CASAL DI PRINCIPE – Il ritorno nell’Agro aversano di un esponente di spicco del clan dei Casalesi, il business delle slot illegali, le piattaforme online per le scommesse non autorizzate su eventi sportivi e, sullo sfondo, una rete di bar compiacenti pronti ad ospitare questi affari e un giro di prestanome: sono i temi dell’indagine, condotta dalla guardia di finanza di Napoli, che lo scorso luglio ha portato all’esecuzione di nove misure cautelari. E ora, per chi era stato destinatario di quei provvedimenti restrittivi emessi dal Tribunale di
Napoli e per altri tre soggetti, la Direzione distrettuale antimafia partenopea ha chiesto il rinvio a giudizio. A rischiare il processo sono Raffaele “Lello” Letizia, 56enne, già condannato per aver fatto parte della cosca Russo, costola del gruppo Schiavone; Marco Alfiero, detto “Marchetiello”, 40enne di Castel Volturno, e Vittorio Alfiero, 43enne di Villa Literno; Pasquale Di Bona, 55enne di San Cipriano d’Aversa; Pierpaolo Improta, 59enne di Marcianise; Marco Losapio, 36enne di Casal di Principe; Bruno Salzillo, 60enne di Casal di Principe; Antonio Vaccaro, 61enne, e Vincenzo Vaccaro, 56enne, entrambi di Casoria; Giovanni Argine, 28enne; Giovanni Diana, 34enne; e Raffaele Cantiello, 37enne, tutti di Casal di Principe.

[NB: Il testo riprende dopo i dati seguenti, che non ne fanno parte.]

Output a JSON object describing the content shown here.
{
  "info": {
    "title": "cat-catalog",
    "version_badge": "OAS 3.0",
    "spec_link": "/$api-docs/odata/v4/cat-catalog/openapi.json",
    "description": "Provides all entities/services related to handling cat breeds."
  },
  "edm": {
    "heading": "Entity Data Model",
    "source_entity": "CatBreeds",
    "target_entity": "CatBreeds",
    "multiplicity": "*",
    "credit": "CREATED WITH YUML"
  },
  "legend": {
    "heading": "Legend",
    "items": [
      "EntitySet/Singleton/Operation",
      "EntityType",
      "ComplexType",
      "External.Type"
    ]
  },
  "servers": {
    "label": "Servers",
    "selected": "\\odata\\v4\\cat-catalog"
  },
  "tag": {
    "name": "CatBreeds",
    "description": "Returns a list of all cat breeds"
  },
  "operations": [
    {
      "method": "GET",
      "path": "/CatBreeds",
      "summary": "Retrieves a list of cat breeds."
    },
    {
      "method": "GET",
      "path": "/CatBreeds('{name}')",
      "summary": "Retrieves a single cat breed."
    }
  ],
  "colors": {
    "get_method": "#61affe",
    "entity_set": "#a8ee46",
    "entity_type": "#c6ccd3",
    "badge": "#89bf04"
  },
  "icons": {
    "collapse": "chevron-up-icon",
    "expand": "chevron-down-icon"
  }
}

Secondo i pm dell’Antimafia, Simona Belluccio e Fabrizio Vanorio, a guidare l’associazione criminale specializzata nella gestione di videopoker e slot illegali oltre che di un giro di scommesse clandestine su piattaforme telematiche, sarebbe stato Letizia. Quest’ultimo, dopo aver trascorso ad Anzio un periodo di sorveglianza speciale determinata dalla precedente condanna per mafia, una volta tornato a Casal di Principe avrebbe riallacciato rapporti con soggetti orbitanti intorno al gruppo Russo e disteso i propri tentacoli sul business del “gioco”. In questa ipotizzata associazione, riferisce l’accusa, avrebbero avuto un ruolo anche Marco Alfiero e Di Bona, con funzioni organizzative; Vittorio Alfiero come partecipe della branca dedicata alle piattaforme telematiche; Losapio e Salzillo nel settore delle installazioni delle macchinette “fuori legge” nei bar e nei locali di intrattenimento; e i Vaccaro con compiti di fornitura e distribuzione degli apparecchi.
Un’associazione che si sarebbe mossa con finalità mafiosa, sostiene la Dda, per accrescere la capacità di accumulazione patrimoniale del clan e il suo controllo sul territorio. Agli imputati ritenuti intranei alla compagine viene contestato pure il reato di esercizio abusivo e organizzazione di scommesse illegali in concorso con Improta. L’indagine delle fiamme gialle ha inoltre svelato una presunta rete di prestanome che ha portato all’accusa di trasferimento fraudolento di beni, con l’aggravante mafiosa, nei confronti di Giovanni Argine: quest’ultimo avrebbe ricevuto fittiziamente da Di Bona e Losapio la titolarità del bar “Diamante”.
Come Argine, anche Diana, secondo l’Antimafia, avrebbe ottenuto fittiziamente la titolarità di due bar: la “Caffetteria 3” e il bar “Milano”. Stesso schema per Cantiello, al quale sarebbe stato intestato il bar “Le Perle”. L’udienza preliminare che dovrà stabilire se dare o meno il via al processo per gli imputati (da considerare innocenti fino a un’eventuale sentenza di condanna irrevocabile) si terrà a inizio dicembre. A presiederla sarà il giudice Gabriella Logozzo del Tribunale di Napoli. Nel collegio difensivo degli imputati figurano i legali Mari Griffo, Carlo De Stavola, Marco Muscariello, Pasquale Diana, Ferdinando Letizia, Domenico Della Gatta, Giuseppe Caiati, Giuseppe Annunziata, Enrico Iascone Maglieri, Alessandra Carofano e Michele Riggi.